Okumama Hakkına Sahipsiniz (1)

   Stephen Hawking ünlü bir fizikçi. İllaki hepimiz bu adamı duyduk, “The theory of everything” filmini izledik, karadelikler hakkındaki kısa kitabını okuduk ve evrenin kısa tarihi kitabını da gördük mutlaka. Bilmiyorum Hawking diyince sizin aklınıza ne geliyor fakat bu adam beni iki önemli konuda çok etkilemişti.

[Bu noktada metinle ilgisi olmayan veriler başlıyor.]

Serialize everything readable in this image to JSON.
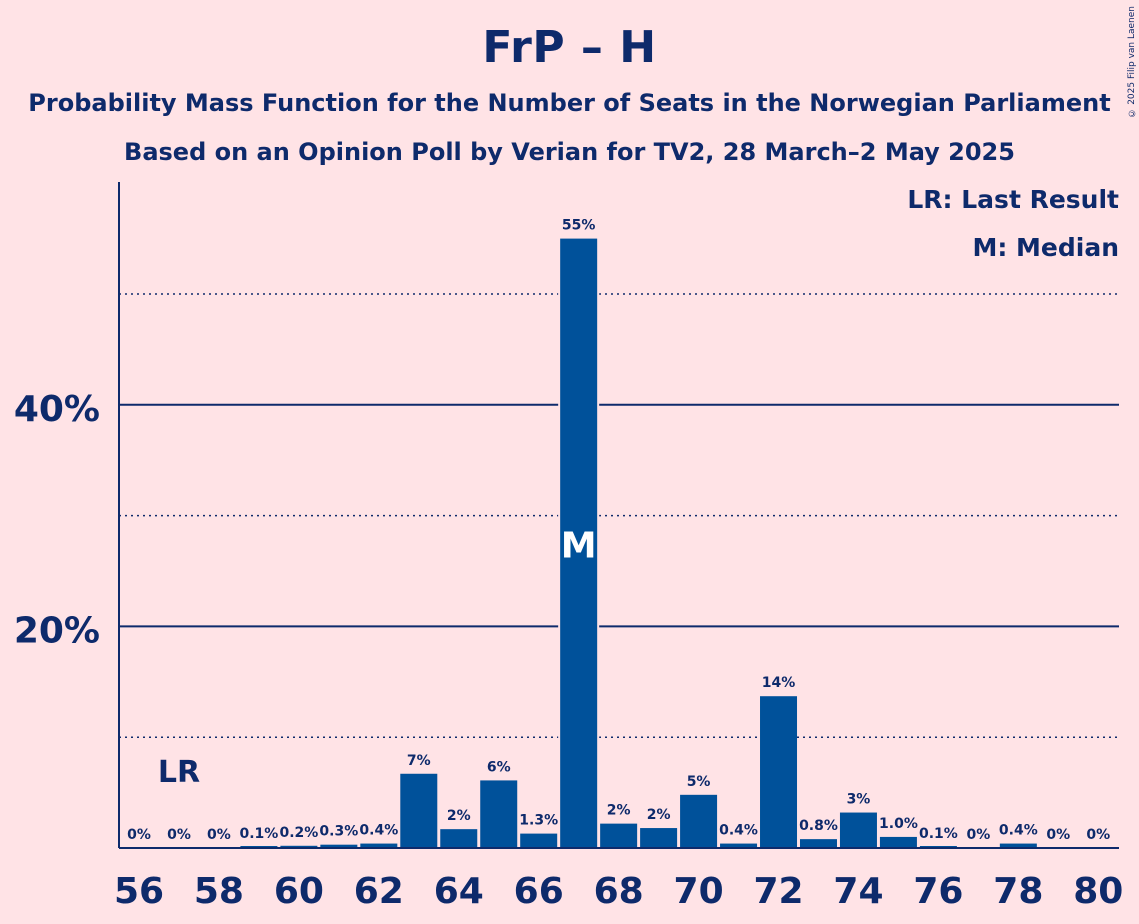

Birincisi şu (ki benim yazılarımı biraz okuduysanız zaman konusuna, kader konusuna takıntılı olduğumu biliyorsunuzdur) Gelecekten gelen zaman yolcuları hiç görmüyoruz. (en azından gerçekten gelenleri) çünkü daha herhangi bir zaman makinesini icat etmedik. Evet bu söz belki ona ait değildir ama ben ona ait olduğunu bir yerlerde okumuştum. Peki burda bize ne anlatmak istiyor? Biz zaman makinesi icat ettiğimizde aslında sıfır noktasını başlatmış olacağız. Bu bizim platformumuz olacak ve gelecekten, geçmişe gelinebilecek yeri zamansal ve mekansal olarak yapmış olacağız. Biraz fazla mı teorik kaçtı? O zaman izin verin şöyle bir alegoriyle açıklayayım. İhtiyacımız olan bir...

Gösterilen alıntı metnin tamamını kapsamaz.